Reviews Containing “Salad”
Next, I want to find restaurants where the reviews actually mention salads. It’s usually a good sign when reviewers like the salads enough to mention them in reviews.
salads = (df[['name', 'reviews', 'rating', 'city', 'distance', 'price']]
.where(df['reviews'].str.contains('salad'))
.dropna()
.sort_values('rating', ascending=False))
salads_by_occurrance = (salads
.groupby(['name'])['reviews']
.apply(lambda x: x[x.str.contains('salad')].count())
.sort_values(0, ascending=False))
salads_by_occurrance.to_csv('data/the-perfect-salad-bar/salad_reviews.csv')
The above chart plots restaurants by distance from my location and star rating. The heavily populated 4-star spot about 30 kilometers from West Hills is the trendy Westside LA neighborhood, home to plenty of excellent healthy restaurants.
Final List
Finally, I’ll merge and sort the two DataFrames above to come up with a ranked list of restaurants to try in nearby cities.
cities = pd.DataFrame.from_csv('data/cities_by_ranking.csv', index_col=None)

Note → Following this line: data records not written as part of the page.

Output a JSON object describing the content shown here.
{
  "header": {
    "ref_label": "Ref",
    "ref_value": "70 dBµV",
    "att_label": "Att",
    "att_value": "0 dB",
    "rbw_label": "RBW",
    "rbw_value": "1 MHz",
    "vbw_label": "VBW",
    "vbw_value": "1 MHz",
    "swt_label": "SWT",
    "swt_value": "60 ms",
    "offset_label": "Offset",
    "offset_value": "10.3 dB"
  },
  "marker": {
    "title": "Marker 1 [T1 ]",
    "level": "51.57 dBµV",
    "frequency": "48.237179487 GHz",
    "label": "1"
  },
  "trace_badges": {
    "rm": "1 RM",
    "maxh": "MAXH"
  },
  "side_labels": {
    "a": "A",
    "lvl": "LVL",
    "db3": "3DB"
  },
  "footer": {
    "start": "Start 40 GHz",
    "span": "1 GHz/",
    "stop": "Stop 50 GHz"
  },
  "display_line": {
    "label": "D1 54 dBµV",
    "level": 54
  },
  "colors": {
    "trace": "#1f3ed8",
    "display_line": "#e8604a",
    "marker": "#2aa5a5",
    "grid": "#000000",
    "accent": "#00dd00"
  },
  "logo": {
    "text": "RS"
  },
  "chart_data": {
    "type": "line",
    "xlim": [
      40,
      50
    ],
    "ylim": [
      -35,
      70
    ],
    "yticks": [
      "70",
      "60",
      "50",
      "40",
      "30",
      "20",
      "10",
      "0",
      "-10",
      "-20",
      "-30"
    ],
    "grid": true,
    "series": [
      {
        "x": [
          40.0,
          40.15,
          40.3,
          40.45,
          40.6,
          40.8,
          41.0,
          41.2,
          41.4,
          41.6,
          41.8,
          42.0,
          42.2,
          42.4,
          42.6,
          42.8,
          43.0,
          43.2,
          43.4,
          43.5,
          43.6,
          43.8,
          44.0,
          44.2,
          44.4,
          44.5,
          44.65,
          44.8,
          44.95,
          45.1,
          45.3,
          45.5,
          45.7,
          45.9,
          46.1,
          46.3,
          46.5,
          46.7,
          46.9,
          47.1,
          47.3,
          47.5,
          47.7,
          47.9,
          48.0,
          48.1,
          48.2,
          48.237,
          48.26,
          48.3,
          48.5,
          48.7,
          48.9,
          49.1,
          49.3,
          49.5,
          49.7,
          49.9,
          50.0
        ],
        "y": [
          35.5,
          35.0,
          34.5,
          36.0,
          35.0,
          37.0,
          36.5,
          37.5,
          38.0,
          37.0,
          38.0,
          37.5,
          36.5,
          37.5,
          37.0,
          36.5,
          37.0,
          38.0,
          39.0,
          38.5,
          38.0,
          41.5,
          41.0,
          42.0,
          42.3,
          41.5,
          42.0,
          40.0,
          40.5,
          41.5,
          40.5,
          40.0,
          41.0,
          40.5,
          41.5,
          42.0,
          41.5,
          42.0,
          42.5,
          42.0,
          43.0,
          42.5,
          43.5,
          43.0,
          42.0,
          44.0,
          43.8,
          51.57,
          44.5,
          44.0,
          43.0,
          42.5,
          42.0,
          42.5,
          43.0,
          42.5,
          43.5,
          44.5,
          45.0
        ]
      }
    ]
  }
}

merged = salads.merge(cities, on='city')
(merged.sort_values(['rating_x', 'price', 'rating_y'], ascending=[False, True, True])[['name', 'city', 'rating_x', 'price']]
.head(10)
.to_csv('data/sorted_salad_restaurants.csv', index=False))
Wrap up
The above list satisfies most of the criteria I defined going in to this project: they’re relatively close-by, theoretically have good salads, and I’ve only eaten at one of them.
Overall, the Yelp API is very easy to use and is very fast. Unfortunately, since Yelp is not in the business of giving their data away, its results are perhaps too limited to make this a comprehensive analysis. Some areas to come back and reconsider are:
- Investigate and fix rate limiting issue that cut off the extract at 1,000 rows.
- Try the
reviews
API endpoint multiple times to see if it returns random results to build a larger review set. - Incorporate Yelp check-ins to rank similarity to previous places I’ve eaten.